Windows Server 2008 R2 Hyper-V and AMD’s 6-core Opteron

AMD is releasing a 6 Core Opteron processor.  Hyper-V in Windows Server 2008 R2 will be fully able to take advantage of that:

  • There is support for 64 logical processors or physical processor cores
  • With support for 8 virtual processors per physical core, that’s 512 virtual processors that you can have on a single host
  • There is support for up to 384 running virtual machines per host.

Those are some pretty wild numbers.  You’d probably need to push your RAM up to the supported limit of 1TB.  In a 3 host cluster you could be running 768 virtual machines with host fault tolerance.

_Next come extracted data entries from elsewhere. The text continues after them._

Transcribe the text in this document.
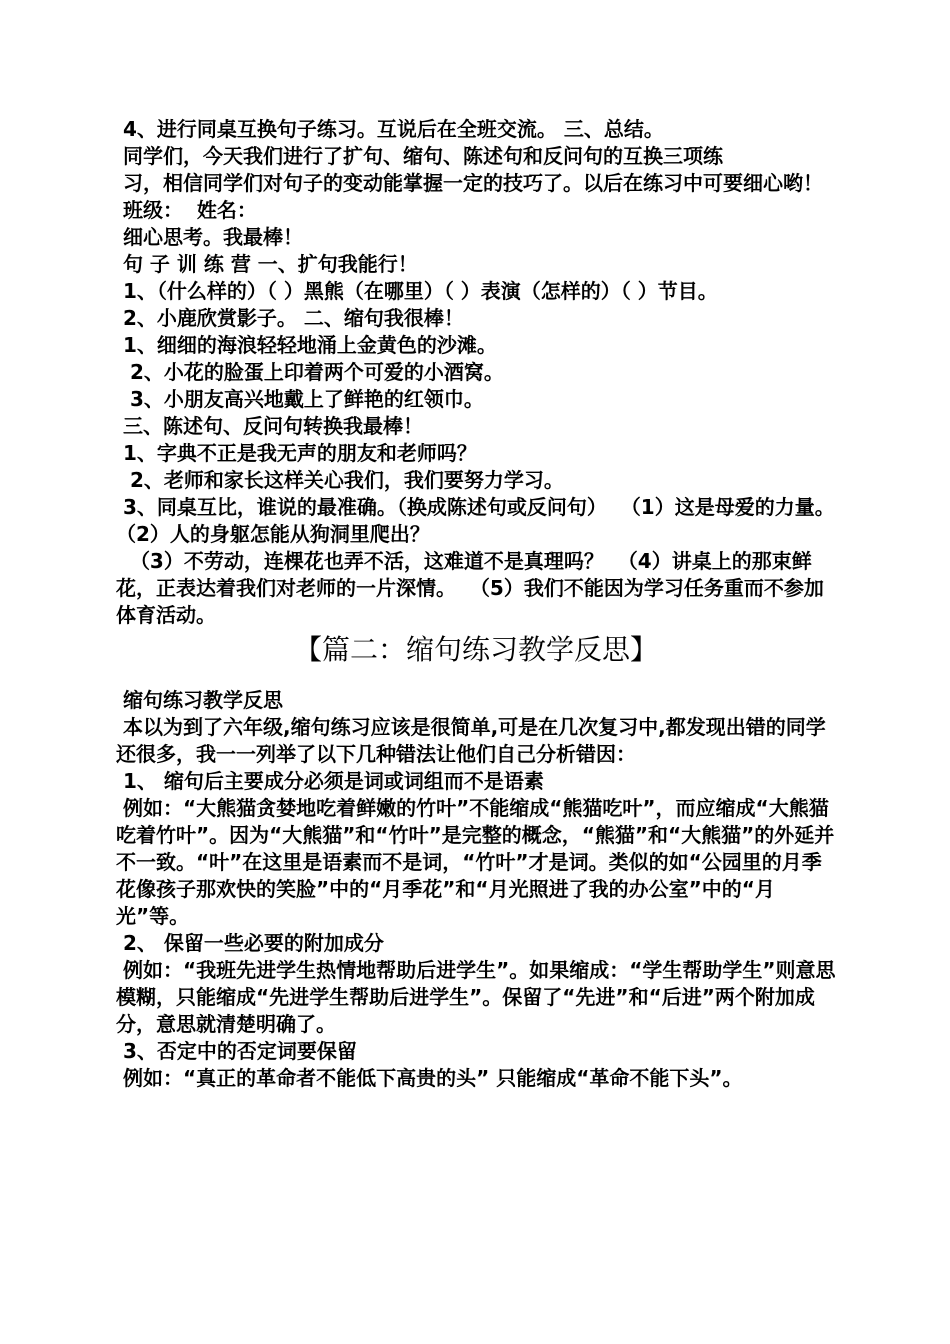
4、进行同桌互换句子练习。互说后在全班交流。 三、总结。

同学们，今天我们进行了扩句、缩句、陈述句和反问句的互换三项练

习，相信同学们对句子的变动能掌握一定的技巧了。以后在练习中可要细心哟！

班级：  姓名：

细心思考。我最棒！

句 子 训 练 营 一、扩句我能行！

1、（什么样的）（ ）黑熊（在哪里）（ ）表演（怎样的）（ ）节目。

2、小鹿欣赏影子。 二、缩句我很棒！

1、细细的海浪轻轻地涌上金黄色的沙滩。

2、小花的脸蛋上印着两个可爱的小酒窝。

3、小朋友高兴地戴上了鲜艳的红领巾。

三、陈述句、反问句转换我最棒！

1、字典不正是我无声的朋友和老师吗？

2、老师和家长这样关心我们，我们要努力学习。

3、同桌互比，谁说的最准确。（换成陈述句或反问句）  （1）这是母爱的力量。  （2）人的身躯怎能从狗洞里爬出？

（3）不劳动，连棵花也弄不活，这难道不是真理吗？  （4）讲桌上的那束鲜花，正表达着我们对老师的一片深情。  （5）我们不能因为学习任务重而不参加体育活动。

【篇二：缩句练习教学反思】

缩句练习教学反思

本以为到了六年级,缩句练习应该是很简单,可是在几次复习中,都发现出错的同学还很多，我一一列举了以下几种错法让他们自己分析错因：

1、 缩句后主要成分必须是词或词组而不是语素

例如：“大熊猫贪婪地吃着鲜嫩的竹叶”不能缩成“熊猫吃叶”，而应缩成“大熊猫吃着竹叶”。因为“大熊猫”和“竹叶”是完整的概念，“熊猫”和“大熊猫”的外延并不一致。“叶”在这里是语素而不是词，“竹叶”才是词。类似的如“公园里的月季花像孩子那欢快的笑脸”中的“月季花”和“月光照进了我的办公室”中的“月光”等。

2、 保留一些必要的附加成分

例如：“我班先进学生热情地帮助后进学生”。如果缩成：“学生帮助学生”则意思模糊，只能缩成“先进学生帮助后进学生”。保留了“先进”和“后进”两个附加成分，意思就清楚明确了。

3、否定中的否定词要保留

例如：“真正的革命者不能低下高贵的头” 只能缩成“革命不能下头”。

I’ve been involved in an online discussion about the merits and scalability of Hyper-V versus ESX.  These numbers came up.  As one guy correctly pointed out, these are purely theoretical numbers for most of us.  When you start looking at network cards, storage HBA’s and bandwidth then you really want multiples of connections per server when dealing with that many VM’s per host.

The other preventing factor is RAM costs.  I found the sweet spot for a host server was 32GB RAM.  Once I looked at putting 64GB in the price jumped exponentially.  Virtualisation at those levels isn’t quite as cost effective.

So yes, Hyper-V in 2008 R2 has huge scalability but for 99% of us, that’s not going to matter for quite some time.